Appealing Your Property Assessment
Counties and cities periodically reassess properties — some places do it every year or so, while others wait several years. So, many homeowners are just starting to see the recent housing market boom reflected in their property assessments and taxes. If you think your new property assessment is wrong, then you can appeal it.
There should be information about the appeal process somewhere on the assessment. “Typically, there’s a window of time for submitting an appeal,” according to CBS News, “sometimes as short as a few weeks.” For example, the source says property owners in Cook County, Illinois, just have 30 days to file an appeal.
How To Appeal
Should you decide to appeal your property assessment, the first thing you’ll want to do is look at how much comparable homes are selling for in your local market. “If the new assessment values your home higher than what comparable properties have sold for,” CBS News says, “then you may want to move forward with an appeal.”
The source suggests getting a third-party assessment from a local real estate agent or professional appraiser. A third-party assessment can help you make your case in front of the appeals board. When it’s time to present your case, the source has some advice: “Keep it professional, talk about the facts — and don’t get angry.”
Benefits of Rising Property Values
Of course, there are also upsides to rising property values for homeowners. For example, many homeowners now have more home equity they can tap into. Homeowners can access their home equity through a home equity loan or home equity line of credit (HELOC) to do things like pay off debt or finance home improvement projects.

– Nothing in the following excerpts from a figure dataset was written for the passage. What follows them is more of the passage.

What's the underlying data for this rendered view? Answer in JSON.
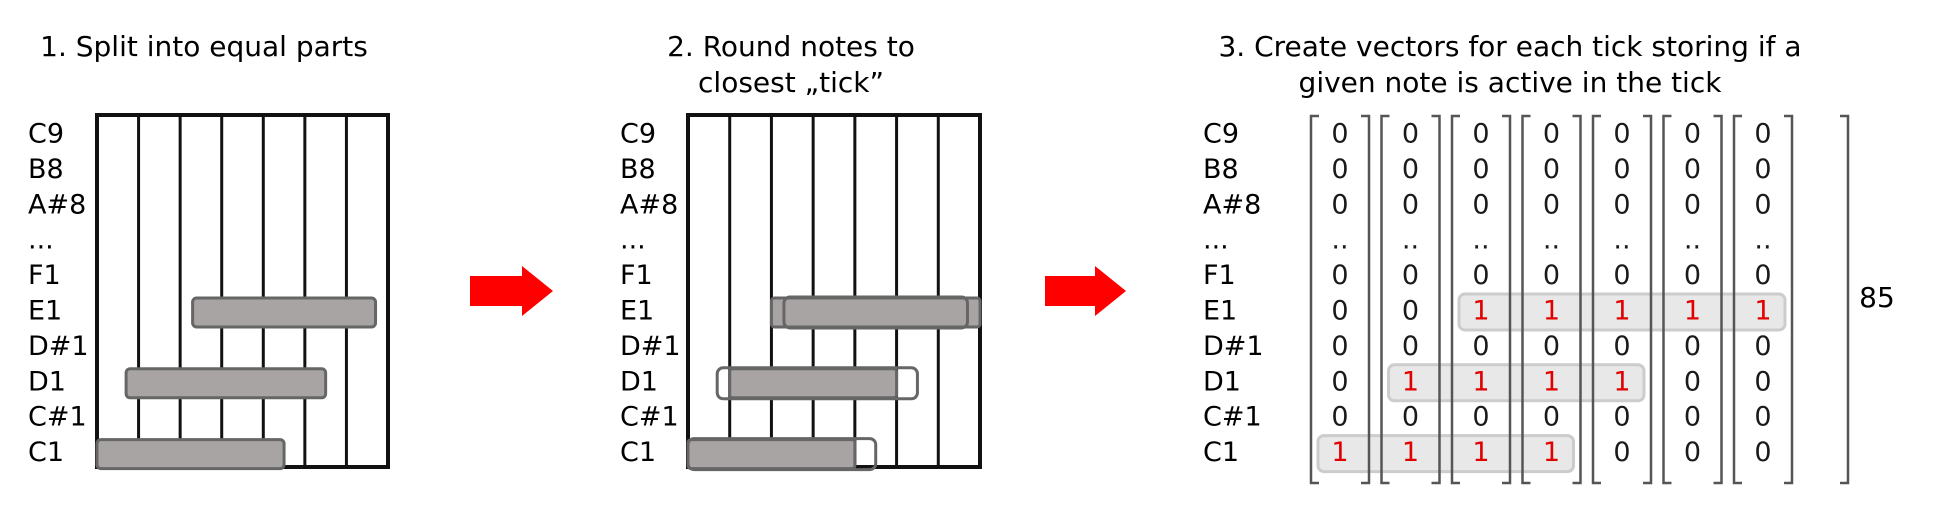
{
  "steps": [
    {
      "title_lines": [
        "1. Split into equal parts"
      ]
    },
    {
      "title_lines": [
        "2. Round notes to",
        "closest „tick”"
      ]
    },
    {
      "title_lines": [
        "3. Create vectors for each tick storing if a",
        "given note is active in the tick"
      ]
    }
  ],
  "note_labels": [
    "C9",
    "B8",
    "A#8",
    "...",
    "F1",
    "E1",
    "D#1",
    "D1",
    "C#1",
    "C1"
  ],
  "vector_ellipsis_glyph": "..",
  "tick_count": 7,
  "notes": [
    {
      "pitch": "E1",
      "start_tick": 2.3,
      "end_tick": 6.7,
      "rounded_start": 2,
      "rounded_end": 7
    },
    {
      "pitch": "D1",
      "start_tick": 0.7,
      "end_tick": 5.5,
      "rounded_start": 1,
      "rounded_end": 5
    },
    {
      "pitch": "C1",
      "start_tick": 0.0,
      "end_tick": 4.5,
      "rounded_start": 0,
      "rounded_end": 4
    }
  ],
  "vector_size_label": "85",
  "colors": {
    "arrow": "#ff0000",
    "note_fill": "#a8a4a4",
    "note_stroke": "#666666",
    "active_value": "#e00000",
    "highlight_fill": "#e8e8e8",
    "highlight_stroke": "#cccccc",
    "bracket": "#555555",
    "grid": "#111111"
  },
  "icons": {
    "arrow": "arrow-right-icon"
  }
}
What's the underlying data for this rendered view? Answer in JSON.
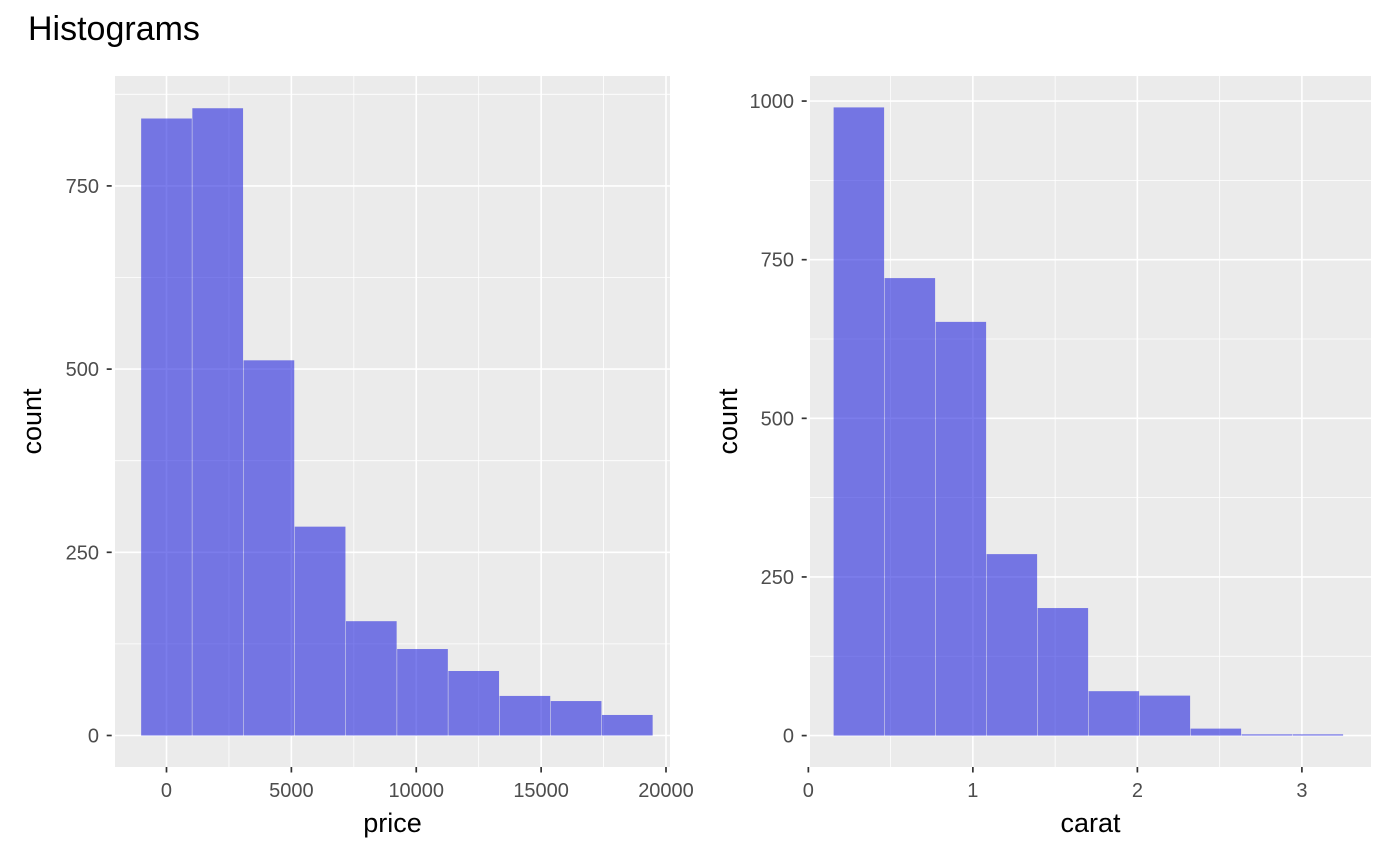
{
  "page_title": "Histograms",
  "colors": {
    "background": "#FFFFFF",
    "panel_bg": "#EBEBEB",
    "grid_major": "#FFFFFF",
    "grid_minor": "#FFFFFF",
    "bar_fill": "#2B2DDF",
    "bar_fill_opacity": 0.62,
    "tick_mark": "#333333",
    "tick_label": "#4D4D4D",
    "axis_title": "#000000",
    "title": "#000000"
  },
  "chart_data": [
    {
      "type": "bar",
      "subtype": "histogram",
      "name": "price-histogram",
      "xlabel": "price",
      "ylabel": "count",
      "bin_start": -1025,
      "bin_width": 2050,
      "counts": [
        842,
        856,
        512,
        285,
        156,
        118,
        88,
        54,
        47,
        28
      ],
      "x_tick_values": [
        0,
        5000,
        10000,
        15000,
        20000
      ],
      "x_tick_labels": [
        "0",
        "5000",
        "10000",
        "15000",
        "20000"
      ],
      "y_tick_values": [
        0,
        250,
        500,
        750
      ],
      "y_tick_labels": [
        "0",
        "250",
        "500",
        "750"
      ],
      "x_minor": [
        2500,
        7500,
        12500,
        17500
      ],
      "y_minor": [
        125,
        375,
        625,
        875
      ],
      "xlim": [
        -2062,
        20160
      ],
      "ylim": [
        -43,
        900
      ],
      "grid": true,
      "legend": "none"
    },
    {
      "type": "bar",
      "subtype": "histogram",
      "name": "carat-histogram",
      "xlabel": "carat",
      "ylabel": "count",
      "bin_start": 0.152,
      "bin_width": 0.31,
      "counts": [
        990,
        721,
        652,
        286,
        201,
        70,
        63,
        11,
        2,
        2
      ],
      "x_tick_values": [
        0,
        1,
        2,
        3
      ],
      "x_tick_labels": [
        "0",
        "1",
        "2",
        "3"
      ],
      "y_tick_values": [
        0,
        250,
        500,
        750,
        1000
      ],
      "y_tick_labels": [
        "0",
        "250",
        "500",
        "750",
        "1000"
      ],
      "x_minor": [
        0.5,
        1.5,
        2.5
      ],
      "y_minor": [
        125,
        375,
        625,
        875
      ],
      "xlim": [
        0.01,
        3.42
      ],
      "ylim": [
        -49.5,
        1039.5
      ],
      "grid": true,
      "legend": "none"
    }
  ]
}
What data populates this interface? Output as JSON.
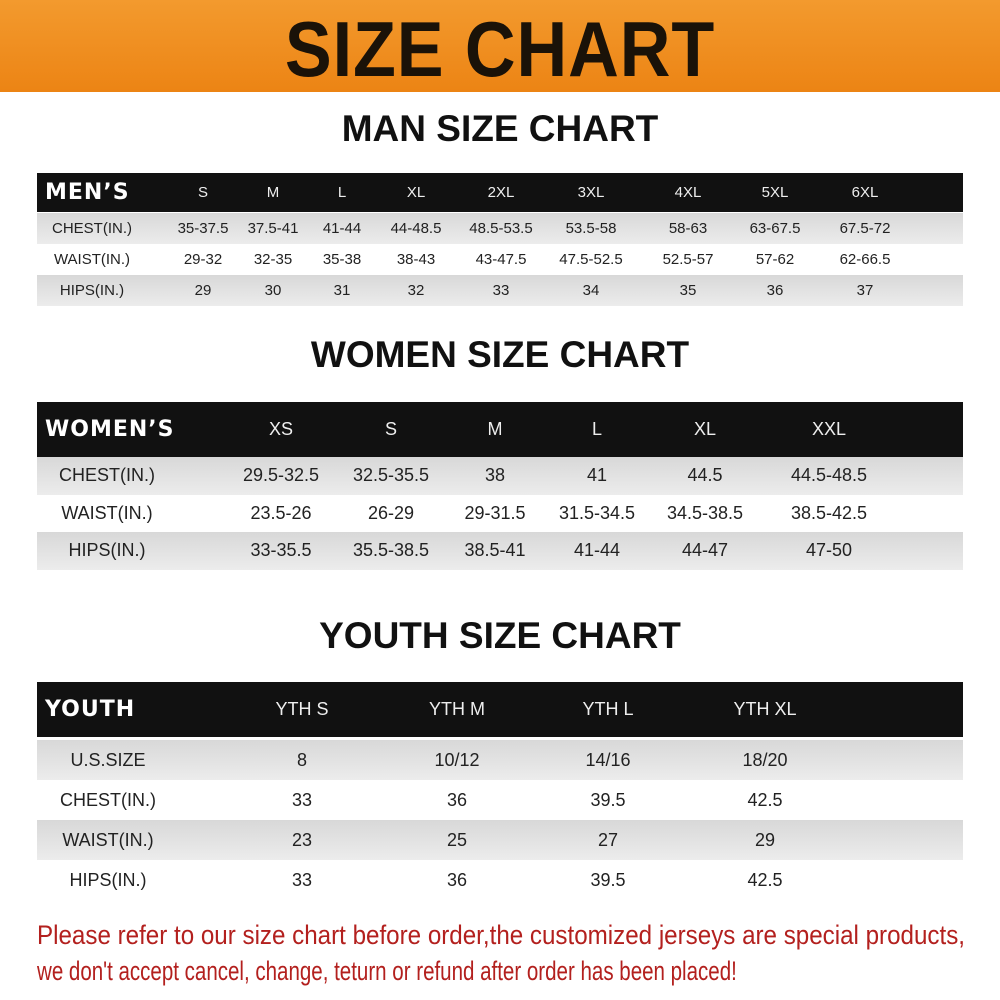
{
  "banner": {
    "title": "SIZE CHART",
    "color": "#ee8a1a"
  },
  "men": {
    "title": "MAN SIZE CHART",
    "header": "MEN’S",
    "sizes": [
      "S",
      "M",
      "L",
      "XL",
      "2XL",
      "3XL",
      "4XL",
      "5XL",
      "6XL"
    ],
    "rows": [
      {
        "label": "CHEST(IN.)",
        "values": [
          "35-37.5",
          "37.5-41",
          "41-44",
          "44-48.5",
          "48.5-53.5",
          "53.5-58",
          "58-63",
          "63-67.5",
          "67.5-72"
        ]
      },
      {
        "label": "WAIST(IN.)",
        "values": [
          "29-32",
          "32-35",
          "35-38",
          "38-43",
          "43-47.5",
          "47.5-52.5",
          "52.5-57",
          "57-62",
          "62-66.5"
        ]
      },
      {
        "label": "HIPS(IN.)",
        "values": [
          "29",
          "30",
          "31",
          "32",
          "33",
          "34",
          "35",
          "36",
          "37"
        ]
      }
    ]
  },
  "women": {
    "title": "WOMEN SIZE CHART",
    "header": "WOMEN’S",
    "sizes": [
      "XS",
      "S",
      "M",
      "L",
      "XL",
      "XXL"
    ],
    "rows": [
      {
        "label": "CHEST(IN.)",
        "values": [
          "29.5-32.5",
          "32.5-35.5",
          "38",
          "41",
          "44.5",
          "44.5-48.5"
        ]
      },
      {
        "label": "WAIST(IN.)",
        "values": [
          "23.5-26",
          "26-29",
          "29-31.5",
          "31.5-34.5",
          "34.5-38.5",
          "38.5-42.5"
        ]
      },
      {
        "label": "HIPS(IN.)",
        "values": [
          "33-35.5",
          "35.5-38.5",
          "38.5-41",
          "41-44",
          "44-47",
          "47-50"
        ]
      }
    ]
  },
  "youth": {
    "title": "YOUTH SIZE CHART",
    "header": "YOUTH",
    "sizes": [
      "YTH S",
      "YTH M",
      "YTH L",
      "YTH XL"
    ],
    "rows": [
      {
        "label": "U.S.SIZE",
        "values": [
          "8",
          "10/12",
          "14/16",
          "18/20"
        ]
      },
      {
        "label": "CHEST(IN.)",
        "values": [
          "33",
          "36",
          "39.5",
          "42.5"
        ]
      },
      {
        "label": "WAIST(IN.)",
        "values": [
          "23",
          "25",
          "27",
          "29"
        ]
      },
      {
        "label": "HIPS(IN.)",
        "values": [
          "33",
          "36",
          "39.5",
          "42.5"
        ]
      }
    ]
  },
  "notice": {
    "line1": "Please refer to our size chart before order,the customized jerseys are special products,",
    "line2": "we don't accept cancel, change, teturn or refund after order has been placed!",
    "color": "#b3201e"
  }
}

Additionally, those who have to pay for mortgage insurance may be able to drop it. “If your equity is now at least 20 percent of the original purchase price,” Consumer Reports says, “you’re no longer required to pay for mortgage insurance.” The source says a homeowner with a $300,000 home could save about $3,000 a year. So, the savings can be significant.
The Bottom Line
Surging home values are a mixed bag for homeowners. On the one hand, there are some notable downsides. For example, homeowners may feel locked into their current homes for one reason or another. And the costs of owning a home — property taxes and insurance — may increase.
But there are upsides, too. For example, homeowners who now have more home equity may be able to tap into it through a home equity loan or line of credit. And those with mortgage insurance may be able to drop it and save a significant amount of money.